Anne Murphy teaches in the Department of History at the University of British Columbia and is Chair in Punjabi Language, Literature and Sikh Studies. She is a cultural historian whose work focuses on the Punjab region of India and Pakistan, with interests in language and literary cultures, the history of the Punjabi language, religious community formations in contact in the early modern and modern periods, oral history, historiography, commemoration, and material culture studies. Her current book project examines the political imaginaries expressed in modern Punjabi literature across the India/Pakistan border after Partition/decolonization in 1947. In association with this project, she published a book-length translation of the short stories of Punjabi-language writer Zubair Ahmad, Grieving for Pigeons: Twelve Stories of Lahore, which came out with Athabasca University Press in 2022 (open access). Her 2012 monograph, The Materiality of the Past: History and Representation in Sikh Tradition (Oxford) examined historical representation in the Sikh tradition through texts, sites, and material culture, and she edited a book to explore related themes in the early modern and modern periods across languages and regions in South Asia (Time, History and the Religious Imagination in SouthAsia, 2011). She has also published two co-edited volumes entitled Partition and the Practice of Memory (Palgrave, 2018, with co-editor Churnjeet Mahn), and Bhai Vir Singh (1872–1957): Religious and Literary Modernities in Colonial and Post-Colonial Indian Punjab (Routledge Critical Sikh Studies Series, 2023, with co-editor Anshu Malhotra); three guest-edited or co-edited journal special issues, numerous book chapters, and articles in History and Theory, Studies in Canadian Literature, South Asian History and Culture, the Journal of the American Academy of Religion, the Journal of the Royal Asiatic Society, the Journal of Commonwealth Literature, and other journals. She is currently working on a full translation of Waris Shah’s 18th century text Hīr, with reference to its earliest manuscripts. She has pursued several projects at the intersection of historical research with the arts, and engages with Oral History as a research practice; her current work along these lines documents the history of the Punjabi language in the province of British Columbia, in Canada and the history and experience of caste in Canada.

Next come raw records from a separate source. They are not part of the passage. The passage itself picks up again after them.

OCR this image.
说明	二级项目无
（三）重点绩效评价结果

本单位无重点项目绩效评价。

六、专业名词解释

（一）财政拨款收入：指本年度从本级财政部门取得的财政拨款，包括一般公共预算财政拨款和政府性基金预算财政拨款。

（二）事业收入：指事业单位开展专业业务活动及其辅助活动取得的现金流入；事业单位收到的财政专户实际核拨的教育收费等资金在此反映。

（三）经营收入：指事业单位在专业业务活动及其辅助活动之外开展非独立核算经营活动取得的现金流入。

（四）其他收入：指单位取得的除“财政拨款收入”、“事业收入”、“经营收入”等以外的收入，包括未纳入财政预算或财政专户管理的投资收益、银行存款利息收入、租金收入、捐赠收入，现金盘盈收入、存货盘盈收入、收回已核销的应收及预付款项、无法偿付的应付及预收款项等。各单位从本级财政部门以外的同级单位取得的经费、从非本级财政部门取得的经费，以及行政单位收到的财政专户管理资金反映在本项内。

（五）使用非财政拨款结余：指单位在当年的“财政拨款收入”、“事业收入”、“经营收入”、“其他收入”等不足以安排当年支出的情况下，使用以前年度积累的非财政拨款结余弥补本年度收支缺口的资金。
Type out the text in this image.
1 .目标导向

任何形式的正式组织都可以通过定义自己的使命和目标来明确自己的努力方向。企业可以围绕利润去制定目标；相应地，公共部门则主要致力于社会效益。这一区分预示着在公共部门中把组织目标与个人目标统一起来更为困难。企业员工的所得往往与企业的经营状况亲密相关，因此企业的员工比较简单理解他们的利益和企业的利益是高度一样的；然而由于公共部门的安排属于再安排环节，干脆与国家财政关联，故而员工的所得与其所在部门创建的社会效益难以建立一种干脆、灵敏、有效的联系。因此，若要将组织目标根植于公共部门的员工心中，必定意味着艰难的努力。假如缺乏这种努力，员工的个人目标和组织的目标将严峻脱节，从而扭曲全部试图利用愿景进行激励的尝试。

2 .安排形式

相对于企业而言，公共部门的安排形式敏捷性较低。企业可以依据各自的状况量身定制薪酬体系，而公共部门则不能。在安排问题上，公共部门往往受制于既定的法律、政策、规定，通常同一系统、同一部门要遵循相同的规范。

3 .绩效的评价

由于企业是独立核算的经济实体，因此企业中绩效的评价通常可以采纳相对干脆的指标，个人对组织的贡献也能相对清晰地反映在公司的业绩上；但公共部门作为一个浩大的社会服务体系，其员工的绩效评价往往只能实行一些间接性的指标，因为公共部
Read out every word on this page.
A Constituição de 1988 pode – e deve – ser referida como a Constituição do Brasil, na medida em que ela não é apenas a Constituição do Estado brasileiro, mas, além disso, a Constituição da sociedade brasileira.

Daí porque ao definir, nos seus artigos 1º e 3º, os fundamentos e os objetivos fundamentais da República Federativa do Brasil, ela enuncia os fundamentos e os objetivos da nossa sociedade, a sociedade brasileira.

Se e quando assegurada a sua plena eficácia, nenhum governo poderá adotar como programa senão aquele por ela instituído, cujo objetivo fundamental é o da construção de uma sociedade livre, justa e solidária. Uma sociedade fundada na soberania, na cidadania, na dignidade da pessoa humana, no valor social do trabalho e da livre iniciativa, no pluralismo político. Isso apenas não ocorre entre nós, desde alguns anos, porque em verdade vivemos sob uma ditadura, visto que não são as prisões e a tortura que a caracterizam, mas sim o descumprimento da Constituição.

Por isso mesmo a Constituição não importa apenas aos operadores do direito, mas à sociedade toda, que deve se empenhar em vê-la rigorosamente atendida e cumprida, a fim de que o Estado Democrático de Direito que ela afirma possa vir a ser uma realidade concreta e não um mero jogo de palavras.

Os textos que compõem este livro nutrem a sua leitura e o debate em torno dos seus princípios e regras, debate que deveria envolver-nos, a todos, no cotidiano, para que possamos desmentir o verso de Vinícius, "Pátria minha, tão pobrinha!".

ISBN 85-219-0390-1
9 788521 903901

Committed to interdisciplinary and community-engaged research, she was founder and founding Lead of the UBC Interdisciplinary Histories Research Cluster at UBC (Lead 2019-2021; Associate Lead 2021-22) and served as Director of the Centre for India and South Asia Research in the Institute of Asian Research from July 1, 2019 to August 31, 2020, and before that was Co-Director from 2017-2019. She also served as Associate Dean for Strategic Initiatives in the Faculty of Graduate and Postdoctoral Studies from 2018-2020, before returning to her faculty position for her 2021 study leave, and served on the UBC Senate, representing the Joint Faculties, from 2017-2020. She was Visiting Fellow at the Max Weber Kolleg for Advanced Cultural and Social Studies (Universität Erfurt, Germany) in 2017 and 2022.

Professor Murphy received her Ph.D. from Columbia University and her Master’s degree from the University of Washington. She previously taught in the Religious Studies and Historical Studies Concentrations at The New School in New York City, and has a professional background in pre-collegiate education and museums. She is from New York City.